Discussions around cryptocurrency have not strayed far from financial crime such as money laundering and financing terrorism, while governments and central financial institutions are constantly painting cryptocurrency as a medium feeding a hive of criminal activity. There is undoubtedly some truth to this, but the crypto community has long been criticizing the biased narrative forced upon the crypto industry where the use of cash is the best way to ensure that AML/CFT regulations are met due to greater transparency and security.
With the FinCEN Files exposé released by Buzzfeed, the veneer of clean money as championed by central and commercial banks, and well-known financial institutions has been shattered. Leaked government documents show that supposedly trusted financial institutions and banks have been complicit in “mov(ing) trillions of dollars in suspicious transactions, enriching themselves and their shareholders while facilitating the work of terrorists, kleptocrats, and drug kingpins”.
The US Financial Crimes Enforcement Network (FinCEN) collects thousands of suspicious activity reports annually, but not all of them are revealed to the public. Even when an institution is found guilty of enabling money laundering activities intentionally or otherwise, banks for example can walk away without penalty after paying a fine. These banks, such as Deutsche Bank, JPMorgan, HSBC Bank and Standard Chartered are then allowed to continue facilitating the movement of dirty money – the very same crimes crypto assets and exchanges have been consistently accused of.
In the face of ‘trusted’ banks violating the very same financial crime standards that have been used against cryptocurrency, it is ironic that the stringent regulations enforced upon the crypto industry are not applied equally onto traditional financial institutions and assets.

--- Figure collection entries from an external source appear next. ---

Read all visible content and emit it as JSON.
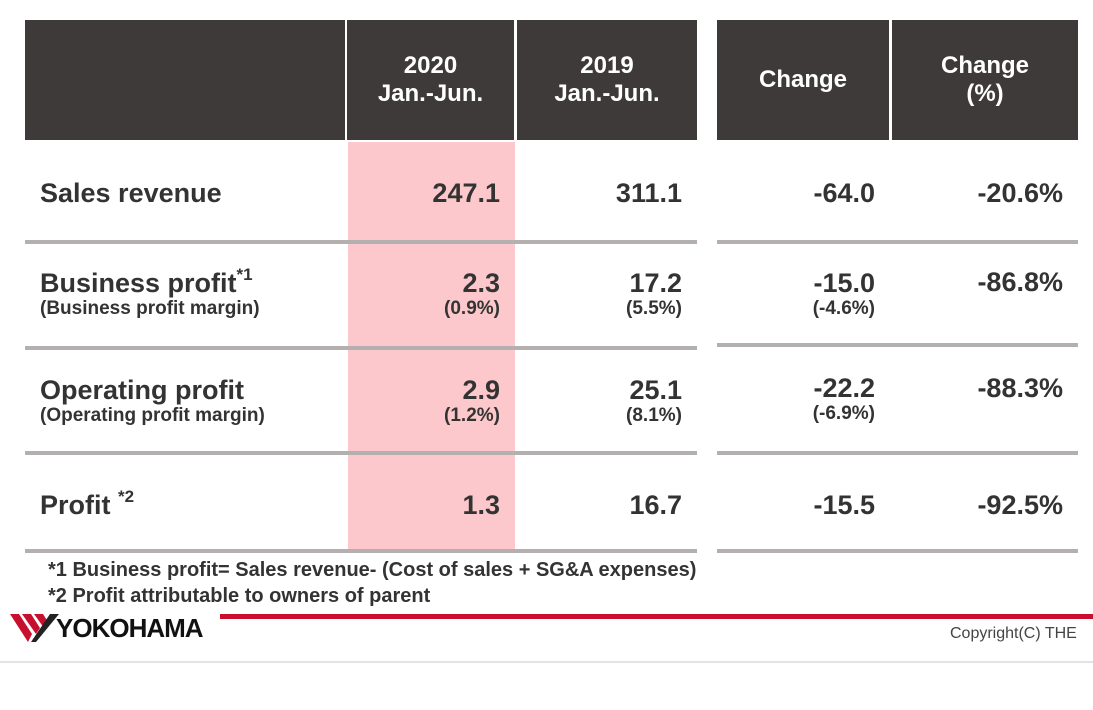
{
  "header": {
    "col1": [
      "2020",
      "Jan.-Jun."
    ],
    "col2": [
      "2019",
      "Jan.-Jun."
    ],
    "col3": "Change",
    "col4": [
      "Change",
      "(%)"
    ]
  },
  "rows": [
    {
      "label": "Sales revenue",
      "sup": "",
      "sub": "",
      "v2020": "247.1",
      "v2020_sub": "",
      "v2019": "311.1",
      "v2019_sub": "",
      "change": "-64.0",
      "change_sub": "",
      "pct": "-20.6%"
    },
    {
      "label": "Business profit",
      "sup": "*1",
      "sub": "(Business profit margin)",
      "v2020": "2.3",
      "v2020_sub": "(0.9%)",
      "v2019": "17.2",
      "v2019_sub": "(5.5%)",
      "change": "-15.0",
      "change_sub": "(-4.6%)",
      "pct": "-86.8%"
    },
    {
      "label": "Operating profit",
      "sup": "",
      "sub": "(Operating profit margin)",
      "v2020": "2.9",
      "v2020_sub": "(1.2%)",
      "v2019": "25.1",
      "v2019_sub": "(8.1%)",
      "change": "-22.2",
      "change_sub": "(-6.9%)",
      "pct": "-88.3%"
    },
    {
      "label": "Profit ",
      "sup": "*2",
      "sub": "",
      "v2020": "1.3",
      "v2020_sub": "",
      "v2019": "16.7",
      "v2019_sub": "",
      "change": "-15.5",
      "change_sub": "",
      "pct": "-92.5%"
    }
  ],
  "footnotes": [
    "*1 Business profit= Sales revenue- (Cost of sales + SG&A expenses)",
    "*2 Profit attributable to owners of parent"
  ],
  "logo_text": "YOKOHAMA",
  "copyright": "Copyright(C) THE",
  "colors": {
    "header_bg": "#3e3a39",
    "highlight": "#fcc8cb",
    "separator": "#b3b0af",
    "brand_red": "#c8102e"
  }
}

Adding to this gloomy picture is the fact that $2 trillion USD worth of suspicious transactions occurring between 1999 and 2017 could have been halted by the aforementioned banks, but were allowed to pass.
“The networks through which dirty money traverse the world have become vital arteries of the global economy. They enable a shadow financial system so wide-ranging and so unchecked that it has become inextricable from the so-called legitimate economy. Banks with household names have helped to make it so,” the report states.